You are a teenager in Southern California. In nearby Los Angeles, millionaires spend hours upon hours distilling the complexities of the human experience into their most easily digestible essences. Television is either Cheers or In Living Color. Radio is either rap or grunge. But you are a white kid going to Martin Luther King Jr. High School in a predominantly Hispanic city, and nobody knows who you are.
Laguna Beach is not Southern California. Friday is not Southern California. 40 Oz. to Freedom is Southern California. Never have so many cultures collided so fantastically in the span of one 74 minute album. Here, an unironic cover of the Grateful Dead’s “Scarlet Begonias” lives alongside Bradley Nowell’s list of the things KRS-1. Also: “Chica Me Tipo,” sung almost entirely in Spanish. Sublime lays bare in the length of one album what no one in Hollywood would ever attempt: Southern California as a culture clash where everybody wins.
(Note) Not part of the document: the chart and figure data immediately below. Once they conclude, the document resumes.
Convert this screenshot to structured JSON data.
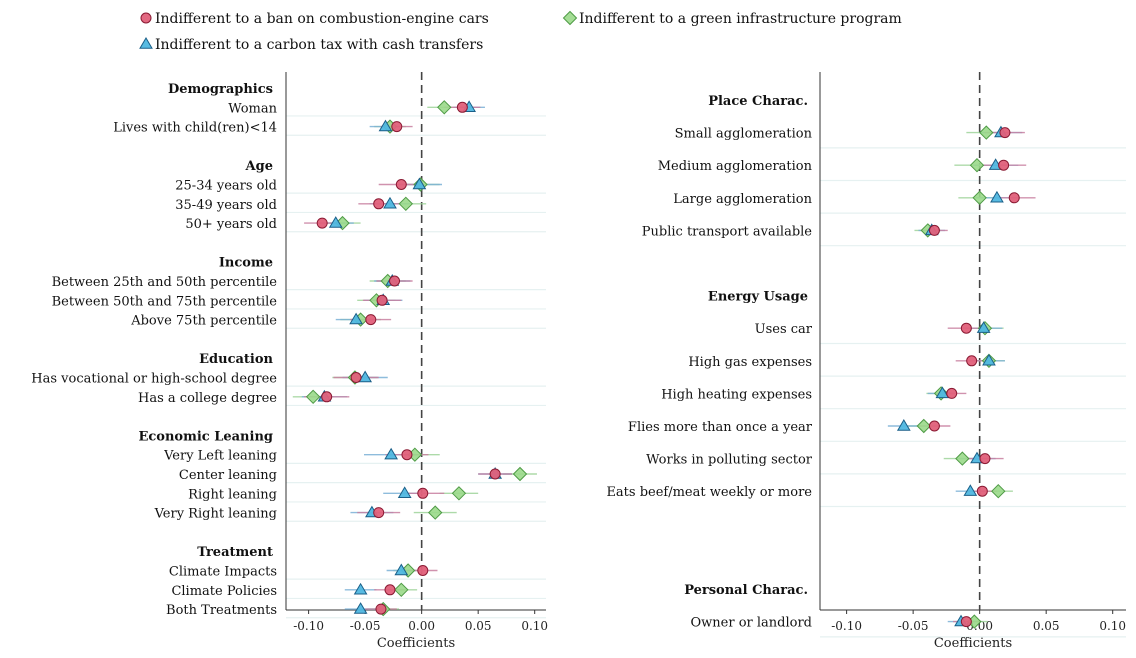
{
  "legend": [
    {
      "key": "ban",
      "label": "Indifferent to a ban on combustion-engine cars"
    },
    {
      "key": "green",
      "label": "Indifferent to a green infrastructure program"
    },
    {
      "key": "tax",
      "label": "Indifferent to a carbon tax with cash transfers"
    }
  ],
  "colors": {
    "ban": "#e0607a",
    "ban_stroke": "#8a1a33",
    "ban_ci": "#c87fa0",
    "tax": "#4fb7e0",
    "tax_stroke": "#1a5f88",
    "tax_ci": "#7ab0d6",
    "green": "#9ad98a",
    "green_stroke": "#4e9a45",
    "green_ci": "#9fd49a",
    "band": "#e6f1f1"
  },
  "chart_data": [
    {
      "type": "scatter",
      "xlabel": "Coefficients",
      "xlim": [
        -0.12,
        0.11
      ],
      "xticks": [
        -0.1,
        -0.05,
        0.0,
        0.05,
        0.1
      ],
      "tick_labels": [
        "-0.10",
        "-0.05",
        "0.00",
        "0.05",
        "0.10"
      ],
      "zero_line": "dashed",
      "rows": [
        {
          "kind": "header",
          "label": "Demographics"
        },
        {
          "kind": "var",
          "label": "Woman",
          "ban": [
            0.036,
            0.02,
            0.052
          ],
          "tax": [
            0.042,
            0.028,
            0.056
          ],
          "green": [
            0.02,
            0.005,
            0.035
          ]
        },
        {
          "kind": "var",
          "label": "Lives with child(ren)<14",
          "ban": [
            -0.022,
            -0.036,
            -0.008
          ],
          "tax": [
            -0.032,
            -0.046,
            -0.018
          ],
          "green": [
            -0.028,
            -0.042,
            -0.014
          ]
        },
        {
          "kind": "gap"
        },
        {
          "kind": "header",
          "label": "Age"
        },
        {
          "kind": "var",
          "label": "25-34 years old",
          "ban": [
            -0.018,
            -0.038,
            0.002
          ],
          "tax": [
            -0.002,
            -0.02,
            0.018
          ],
          "green": [
            -0.001,
            -0.018,
            0.016
          ]
        },
        {
          "kind": "var",
          "label": "35-49 years old",
          "ban": [
            -0.038,
            -0.056,
            -0.02
          ],
          "tax": [
            -0.028,
            -0.046,
            -0.01
          ],
          "green": [
            -0.014,
            -0.032,
            0.004
          ]
        },
        {
          "kind": "var",
          "label": "50+ years old",
          "ban": [
            -0.088,
            -0.104,
            -0.072
          ],
          "tax": [
            -0.076,
            -0.092,
            -0.06
          ],
          "green": [
            -0.07,
            -0.086,
            -0.054
          ]
        },
        {
          "kind": "gap"
        },
        {
          "kind": "header",
          "label": "Income"
        },
        {
          "kind": "var",
          "label": "Between 25th and 50th percentile",
          "ban": [
            -0.024,
            -0.04,
            -0.008
          ],
          "tax": [
            -0.026,
            -0.042,
            -0.01
          ],
          "green": [
            -0.03,
            -0.046,
            -0.014
          ]
        },
        {
          "kind": "var",
          "label": "Between 50th and 75th percentile",
          "ban": [
            -0.035,
            -0.052,
            -0.018
          ],
          "tax": [
            -0.034,
            -0.051,
            -0.017
          ],
          "green": [
            -0.04,
            -0.057,
            -0.023
          ]
        },
        {
          "kind": "var",
          "label": "Above 75th percentile",
          "ban": [
            -0.045,
            -0.063,
            -0.027
          ],
          "tax": [
            -0.058,
            -0.076,
            -0.04
          ],
          "green": [
            -0.054,
            -0.072,
            -0.036
          ]
        },
        {
          "kind": "gap"
        },
        {
          "kind": "header",
          "label": "Education"
        },
        {
          "kind": "var",
          "label": "Has vocational or high-school degree",
          "ban": [
            -0.058,
            -0.078,
            -0.038
          ],
          "tax": [
            -0.05,
            -0.07,
            -0.03
          ],
          "green": [
            -0.059,
            -0.079,
            -0.039
          ]
        },
        {
          "kind": "var",
          "label": "Has a college degree",
          "ban": [
            -0.084,
            -0.104,
            -0.064
          ],
          "tax": [
            -0.086,
            -0.106,
            -0.066
          ],
          "green": [
            -0.096,
            -0.114,
            -0.078
          ]
        },
        {
          "kind": "gap"
        },
        {
          "kind": "header",
          "label": "Economic Leaning"
        },
        {
          "kind": "var",
          "label": "Very Left leaning",
          "ban": [
            -0.013,
            -0.032,
            0.006
          ],
          "tax": [
            -0.027,
            -0.051,
            -0.003
          ],
          "green": [
            -0.006,
            -0.028,
            0.016
          ]
        },
        {
          "kind": "var",
          "label": "Center leaning",
          "ban": [
            0.065,
            0.05,
            0.08
          ],
          "tax": [
            0.065,
            0.05,
            0.08
          ],
          "green": [
            0.087,
            0.072,
            0.102
          ]
        },
        {
          "kind": "var",
          "label": "Right leaning",
          "ban": [
            0.001,
            -0.018,
            0.02
          ],
          "tax": [
            -0.015,
            -0.034,
            0.004
          ],
          "green": [
            0.033,
            0.016,
            0.05
          ]
        },
        {
          "kind": "var",
          "label": "Very Right leaning",
          "ban": [
            -0.038,
            -0.057,
            -0.019
          ],
          "tax": [
            -0.044,
            -0.063,
            -0.025
          ],
          "green": [
            0.012,
            -0.007,
            0.031
          ]
        },
        {
          "kind": "gap"
        },
        {
          "kind": "header",
          "label": "Treatment"
        },
        {
          "kind": "var",
          "label": "Climate Impacts",
          "ban": [
            0.001,
            -0.012,
            0.014
          ],
          "tax": [
            -0.018,
            -0.031,
            -0.005
          ],
          "green": [
            -0.012,
            -0.025,
            0.001
          ]
        },
        {
          "kind": "var",
          "label": "Climate Policies",
          "ban": [
            -0.028,
            -0.042,
            -0.014
          ],
          "tax": [
            -0.054,
            -0.068,
            -0.04
          ],
          "green": [
            -0.018,
            -0.032,
            -0.004
          ]
        },
        {
          "kind": "var",
          "label": "Both Treatments",
          "ban": [
            -0.036,
            -0.05,
            -0.022
          ],
          "tax": [
            -0.054,
            -0.068,
            -0.04
          ],
          "green": [
            -0.034,
            -0.048,
            -0.02
          ]
        }
      ]
    },
    {
      "type": "scatter",
      "xlabel": "Coefficients",
      "xlim": [
        -0.12,
        0.11
      ],
      "xticks": [
        -0.1,
        -0.05,
        0.0,
        0.05,
        0.1
      ],
      "tick_labels": [
        "-0.10",
        "-0.05",
        "0.00",
        "0.05",
        "0.10"
      ],
      "zero_line": "dashed",
      "rows": [
        {
          "kind": "header",
          "label": "Place Charac."
        },
        {
          "kind": "var",
          "label": "Small agglomeration",
          "ban": [
            0.019,
            0.004,
            0.034
          ],
          "tax": [
            0.016,
            0.0,
            0.032
          ],
          "green": [
            0.005,
            -0.01,
            0.02
          ]
        },
        {
          "kind": "var",
          "label": "Medium agglomeration",
          "ban": [
            0.018,
            0.001,
            0.035
          ],
          "tax": [
            0.012,
            -0.005,
            0.029
          ],
          "green": [
            -0.002,
            -0.019,
            0.015
          ]
        },
        {
          "kind": "var",
          "label": "Large agglomeration",
          "ban": [
            0.026,
            0.01,
            0.042
          ],
          "tax": [
            0.013,
            -0.003,
            0.029
          ],
          "green": [
            0.0,
            -0.016,
            0.016
          ]
        },
        {
          "kind": "var",
          "label": "Public transport available",
          "ban": [
            -0.034,
            -0.044,
            -0.024
          ],
          "tax": [
            -0.036,
            -0.046,
            -0.026
          ],
          "green": [
            -0.039,
            -0.049,
            -0.029
          ]
        },
        {
          "kind": "gap"
        },
        {
          "kind": "header",
          "label": "Energy Usage"
        },
        {
          "kind": "var",
          "label": "Uses car",
          "ban": [
            -0.01,
            -0.024,
            0.004
          ],
          "tax": [
            0.003,
            -0.011,
            0.017
          ],
          "green": [
            0.004,
            -0.01,
            0.018
          ]
        },
        {
          "kind": "var",
          "label": "High gas expenses",
          "ban": [
            -0.006,
            -0.018,
            0.006
          ],
          "tax": [
            0.007,
            -0.005,
            0.019
          ],
          "green": [
            0.007,
            -0.005,
            0.019
          ]
        },
        {
          "kind": "var",
          "label": "High heating expenses",
          "ban": [
            -0.021,
            -0.032,
            -0.01
          ],
          "tax": [
            -0.028,
            -0.039,
            -0.017
          ],
          "green": [
            -0.029,
            -0.04,
            -0.018
          ]
        },
        {
          "kind": "var",
          "label": "Flies more than once a year",
          "ban": [
            -0.034,
            -0.046,
            -0.022
          ],
          "tax": [
            -0.057,
            -0.069,
            -0.045
          ],
          "green": [
            -0.042,
            -0.054,
            -0.03
          ]
        },
        {
          "kind": "var",
          "label": "Works in polluting sector",
          "ban": [
            0.004,
            -0.01,
            0.018
          ],
          "tax": [
            -0.002,
            -0.016,
            0.012
          ],
          "green": [
            -0.013,
            -0.027,
            0.001
          ]
        },
        {
          "kind": "var",
          "label": "Eats beef/meat weekly or more",
          "ban": [
            0.002,
            -0.009,
            0.013
          ],
          "tax": [
            -0.007,
            -0.018,
            0.004
          ],
          "green": [
            0.014,
            0.003,
            0.025
          ]
        },
        {
          "kind": "gap"
        },
        {
          "kind": "gap"
        },
        {
          "kind": "header",
          "label": "Personal Charac."
        },
        {
          "kind": "var",
          "label": "Owner or landlord",
          "ban": [
            -0.01,
            -0.02,
            0.0
          ],
          "tax": [
            -0.014,
            -0.024,
            -0.004
          ],
          "green": [
            -0.004,
            -0.014,
            0.006
          ]
        }
      ]
    }
  ]
}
Plus, dudes have got songs. “Badfish,” possibly the catchiest melody Sublime ever wrote, begins as a pick-up at a house party before transforming into an up-tempo ballad about addiction and mortality. The album opener, “My Ruca,” strips reggae down to a voice and a pulse—the beat could have come from the Clipse’s next album. “Ebin” justifies the entire third wave of ska. Everything gets laced together as an elaborate mix tape. They sample the Minutemen and Eazy-E and Led Zeppelin and George Clinton. And this doesn’t even take into account their cultural impact. Nowell holds KRS-1 responsible for his education, but how many kids in Irvine did Sublime hip to BDP? Or Jimmy Cliff? Or the Dead? How many finally felt that they could embrace Bad Religion AND Steely Dan? Hispanic culture AND black culture AND suburban white culture?
But it’s remembered for “Date Rape.” Wake up.
-Marty Brown, 2006
Actually, Sublime didn't write the melody to "Badfish." The Ziggens did.